SHACLGEN - Python library to generate SHACL shapes: https://pypi.org/project/shaclgen/
RDFShape - A Web app and library to generate SHACL/ShEx: http://rdfshape.weso.es
SheXer: A library to perform automatic extraction of SHACL/ShEx schemata in RDF graphs: http://shexer.weso.es
"Shape Designer for ShEx and SHACL constraints" by Boneva et al presented in ISWC 2019: https://gitlab.inria.fr/jdusart/shexjapp
Astrea: Automatic generation of SHACL shapes from ontologies: https://astrea.linkeddata.es
TopBraid Composer: https://www.topquadrant.com/products/topbraid-composer/ & https://www.topquadrant.com/from-owl-to-shacl-in-an-automated-way/
"RDF shape induction using knowledge base profiling" to generate Shapes by Mihindukulasooriya et al. presented in Annual ACM Symposium on Applied Computing in 2018.
"Towards improving the quality of knowledge graphs with data-driven ontology patterns and SHACL" by Spahiu et al. presented as a Workshape Paper in ISWC in 2018.

Ontology design 🎨#

If you don't find an ontology that fits, or if you need to edit an ontology, you can check at the following tools:

Protégé#

You can use the Protégé ontology editor to build your ontology, using a tree view

Install Protégé on your computer for better performance than the web hosted service.
Or use WebProtégé for its collaborative features.

VocBench#

VocBench is a web-based, multilingual, collaborative development platform for managing OWL ontologies, SKOS(/XL) thesauri, and generic RDF datasets.

Gra.fo#

Gra.fo is a commercial product, but use it for free to build simple RDFS/OWL ontologies with a diagram view and collaboration features.

Chowlk#

Chowlk is a web service that automatically generates the OWL code from your Ontology Diagram made with diagrams.net.
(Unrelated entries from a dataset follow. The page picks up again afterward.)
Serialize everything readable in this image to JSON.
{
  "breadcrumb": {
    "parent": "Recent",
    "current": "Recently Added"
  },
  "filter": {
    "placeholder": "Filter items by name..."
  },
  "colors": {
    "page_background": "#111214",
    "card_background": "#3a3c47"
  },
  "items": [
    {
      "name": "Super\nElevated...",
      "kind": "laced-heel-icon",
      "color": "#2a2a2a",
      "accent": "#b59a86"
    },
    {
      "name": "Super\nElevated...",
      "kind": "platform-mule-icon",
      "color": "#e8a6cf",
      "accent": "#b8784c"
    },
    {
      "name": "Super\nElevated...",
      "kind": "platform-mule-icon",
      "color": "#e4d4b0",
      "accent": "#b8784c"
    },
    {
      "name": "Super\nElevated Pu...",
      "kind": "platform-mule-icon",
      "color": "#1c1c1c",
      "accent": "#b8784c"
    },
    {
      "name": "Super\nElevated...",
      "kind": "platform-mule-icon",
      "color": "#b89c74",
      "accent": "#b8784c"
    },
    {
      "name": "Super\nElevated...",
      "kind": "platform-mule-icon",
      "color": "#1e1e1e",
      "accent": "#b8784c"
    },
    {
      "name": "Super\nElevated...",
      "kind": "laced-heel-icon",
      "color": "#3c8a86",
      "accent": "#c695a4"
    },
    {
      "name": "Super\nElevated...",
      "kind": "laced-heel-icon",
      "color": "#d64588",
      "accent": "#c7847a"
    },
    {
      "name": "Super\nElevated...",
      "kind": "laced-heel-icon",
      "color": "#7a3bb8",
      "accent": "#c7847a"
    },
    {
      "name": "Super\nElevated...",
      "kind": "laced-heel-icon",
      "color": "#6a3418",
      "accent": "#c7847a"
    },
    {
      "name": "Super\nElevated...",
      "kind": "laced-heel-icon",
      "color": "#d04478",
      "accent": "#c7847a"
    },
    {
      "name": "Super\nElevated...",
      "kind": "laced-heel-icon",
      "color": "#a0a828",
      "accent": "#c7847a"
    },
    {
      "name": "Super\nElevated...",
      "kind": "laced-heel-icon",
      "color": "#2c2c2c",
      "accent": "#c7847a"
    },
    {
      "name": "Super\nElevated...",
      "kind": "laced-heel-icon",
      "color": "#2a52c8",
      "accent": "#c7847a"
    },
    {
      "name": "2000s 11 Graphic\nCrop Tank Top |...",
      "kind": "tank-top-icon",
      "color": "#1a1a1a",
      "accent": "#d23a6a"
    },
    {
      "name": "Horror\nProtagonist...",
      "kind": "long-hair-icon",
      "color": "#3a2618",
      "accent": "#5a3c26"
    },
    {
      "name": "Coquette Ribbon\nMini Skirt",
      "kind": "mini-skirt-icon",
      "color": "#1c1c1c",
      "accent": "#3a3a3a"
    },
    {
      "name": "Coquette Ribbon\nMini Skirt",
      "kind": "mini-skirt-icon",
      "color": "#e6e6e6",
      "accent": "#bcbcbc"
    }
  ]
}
You will need to follow the instructions to define the diagrams block following a specific format.

OwlReady2#

OwlReady2 is a Python library to work with OWL ontologies. It helps you build OWL ontologies with Python code and Jupyter notebooks.

TopBraid Composer#

Now with free edition: https://www.topquadrant.com/products/topbraid-composer/

StarDog#

The StarDog triplestore includes an ontology editor, but it requires a license.

Resolve prefixes#

http://prefix.cc is a handy service to resolve prefixes.

E.g. http://prefix.cc/bl

Publish the ontology 📰#

The easiest place to publish your ontology is in a GitHub repository.

Publish documentation#

2 options are available:

Widoco: generate ontology documentation following the W3C style
Ontospy: provide multiple choices for ontology documentation (more user-friendly for larger ontologies)

See this example workflow implementing Widoco and Ontospy: https://github.com/vemonet/semanticscience/blob/master/.github/workflows/generate-docs.yml

It allows to automatically generate and publish documentation for your ontology using GitHub Actions and GitHub Pages:

The ontology is published in a GitHub repository, in our case in ontology/sio.owl
The GitHub Actions workflow is triggered when there is a change in the ontology file.
The GitHub Actions workflow runs Ontospy, or Widoco (yours to choose), given the latest committed ontology file (ontology/sio.owl in this example), which generates the HTML documentation in the gh-pages branch, in a different folder for each documentation type.
The gh-pages branch is published as a GitHub Page

In this example we have a simple index.html file to let the user choose the documentation types he wants to access

Feel free to adapt this GitHub Actions workflow

Use persistent identifier#

We recommend to use the w3id.org system, as it allows any GitHub user to define and reserve your persistent namespace for free in a few minutes:

Fork the w3id.org repository: https://github.com/perma-id/w3id.org
Create a folder with your namespace name (e.g. my-onto)
Add a .htaccess file with the redirection to your ontology (and a README.md file shortly explaining the purpose of this namespace)
Send a pull request to the https://github.com/perma-id/w3id.org repository. It usually takes between a few hours and a few days to be accepted.

Examples:

See this example for a .htaccess passing the original w3id URI queries
Or this example to redirect to different websites depending on the path.

The persistent identifiers can be easily modified later if necessary, you will just need to send a new pull request with the changes.

Add it to an ontology repository#

Depends on the ontology domain (see above).